Son gelişmeleri ve durumun Hakem Kurulu’na devredilmesini değerlendiren Başkavak, “Sürecin tekrarlanması ve neredeyse her dönemde uyuşmazlıkla sonuçlanması bildiğiniz ama kabullenmediğimiz bir durum. Zaten son karar hükümete yakın kurul tarafından verilecekse, pazarlığın anlamı nedir? Bizler sağlık ve sosyal hizmet emekçileri olarak kuruldan çıkacak sonucu şimdiden biliyoruz aslında. Düşük zam ve hükümetten yana karar. Çünkü, Hakem Kurulu'nun tarafsızlığına, bağımsızlığına ilişkin endişelerimiz, inançsızlığımız önceki dönemlerden deneyimlerimizle netleşti. 11 üyeden oluşan kurulun 6’sı zaten doğrudan Cumhurbaşkanı tarafından atanıyor. Memur-Sen 2, Kamu-Sen 1 üye gönderiyor; son üye ise Memur-Sen’in önerdiği akademisyenler arasından yine Cumhurbaşkanı tarafından seçiliyor.

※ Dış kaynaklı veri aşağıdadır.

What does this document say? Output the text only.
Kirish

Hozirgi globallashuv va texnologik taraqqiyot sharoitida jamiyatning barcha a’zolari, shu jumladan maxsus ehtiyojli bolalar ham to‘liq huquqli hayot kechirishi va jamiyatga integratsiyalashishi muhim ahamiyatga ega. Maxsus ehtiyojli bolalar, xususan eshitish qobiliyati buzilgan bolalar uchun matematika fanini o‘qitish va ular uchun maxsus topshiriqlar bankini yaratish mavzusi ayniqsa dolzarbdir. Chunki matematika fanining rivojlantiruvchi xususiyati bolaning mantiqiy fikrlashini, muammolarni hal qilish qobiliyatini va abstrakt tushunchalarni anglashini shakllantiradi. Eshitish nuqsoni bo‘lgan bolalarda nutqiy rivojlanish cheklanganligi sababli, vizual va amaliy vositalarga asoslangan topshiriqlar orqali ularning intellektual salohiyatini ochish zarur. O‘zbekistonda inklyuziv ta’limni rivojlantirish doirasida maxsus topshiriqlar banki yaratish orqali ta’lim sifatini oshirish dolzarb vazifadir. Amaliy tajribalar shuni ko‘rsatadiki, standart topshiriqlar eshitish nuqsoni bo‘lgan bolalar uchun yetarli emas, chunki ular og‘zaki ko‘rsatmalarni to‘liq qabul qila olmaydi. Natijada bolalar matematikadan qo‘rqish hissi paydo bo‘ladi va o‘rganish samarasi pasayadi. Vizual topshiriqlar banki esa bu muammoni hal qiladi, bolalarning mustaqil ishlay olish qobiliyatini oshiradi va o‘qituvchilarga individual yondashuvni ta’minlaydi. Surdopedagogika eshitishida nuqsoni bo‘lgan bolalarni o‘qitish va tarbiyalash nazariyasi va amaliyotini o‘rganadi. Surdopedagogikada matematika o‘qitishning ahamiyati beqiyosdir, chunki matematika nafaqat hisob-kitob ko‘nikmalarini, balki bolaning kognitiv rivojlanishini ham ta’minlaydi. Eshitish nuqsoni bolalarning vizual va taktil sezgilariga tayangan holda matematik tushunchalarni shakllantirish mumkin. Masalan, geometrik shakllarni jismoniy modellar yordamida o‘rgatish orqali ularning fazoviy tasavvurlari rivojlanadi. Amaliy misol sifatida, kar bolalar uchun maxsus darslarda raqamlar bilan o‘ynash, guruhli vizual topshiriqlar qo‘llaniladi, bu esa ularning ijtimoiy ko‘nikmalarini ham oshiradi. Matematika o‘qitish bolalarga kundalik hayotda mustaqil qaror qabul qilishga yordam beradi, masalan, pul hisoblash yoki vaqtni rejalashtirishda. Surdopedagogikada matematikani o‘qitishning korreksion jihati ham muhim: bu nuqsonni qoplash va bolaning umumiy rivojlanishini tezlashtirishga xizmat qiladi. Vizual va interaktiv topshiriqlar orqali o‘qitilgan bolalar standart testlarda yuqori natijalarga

Yani kurulun yapısı baştan hükümet ağırlıklı” dedi.

“Daha önce 3 kez devreye giren kurul, hükümet teklifini onayladı”

Hakem Kurulu’nun bağımsızlığına ve adil olacağına dair inançları olmadığını dile getiren Başkavak, “Kurulda sendika temsilcileri olsa da sayıca az olmaları nedeniyle çoğunluk kararına etki edemiyorlar. Sendikalar bu nedenle, sadece görüş bildirilen ama karar süreçlerinde etkili olunamayan bir rol üstleniyor. Bu da çok anlamsız oluyor. Olması gereken ise tarafsız bir hakem kurulunun beklentimizi ve her iki tarafın taleplerini eşit şekilde değerlendirmesi. Ancak kurul, çoğu zaman hükümetin teklifini onaylayan bir mercii gibi çalıştığını daha önceki dönemlerde de gördük. Nitekim 2012’den bu yana üç kez devreye giren kurul, her defasında hükümetin teklifini onayladı” sözlerini kaydetti.

“Hukuki denetimi olmayan bir karar, nasıl adil olabilir ki?”

Kurul kararının kalıcı olduğunu ve itiraz mekanizmasının olmadığını hatırlatan Başkavak, “Hukuki denetimi olmayan bir karar, nasıl adil olabilir ki? Kamu Görevlileri Hakem Kurulu'na giden toplu sözleşme süreçleri, giderek güçsüzleşen bir toplu pazarlık sistemi ve otoriteye bağımlı bir karar mekanizması görüntüsü veriyor. Kamu görevlilerinin özlük haklarını koruma yetileri zayıflatılıyor. Geldiğimiz nokta ortadadır. Hükümet 4 milyon kamu emekçisine, 2,5 milyon emekliye, aileleri ile birlikte 25 milyonluk devasa bir kitleye sefalet, yoksulluk, güvencesizlik teklif etmiştir. Bu tekliflere karşı yapılacak olan şey; birkaç puanlık maaş artışını esas alan müzakereyi ya da hakem kurulu kararı beklemek değil, mücadeledir. Bu karanlık tablodan tek çıkış yolu şudur; hangi sendikanın üyesi olursa olsun ya da herhangi bir sendikanın üyesi olmasın tüm kamu emekçilerini yok sayan, alay eden teklifler sunanlara karşı haklarımızı korumak için, insanca bir yaşam, güvenceli iş, güvenli gelecek için birleşik mücadele etmek” ifadelerini kullandı.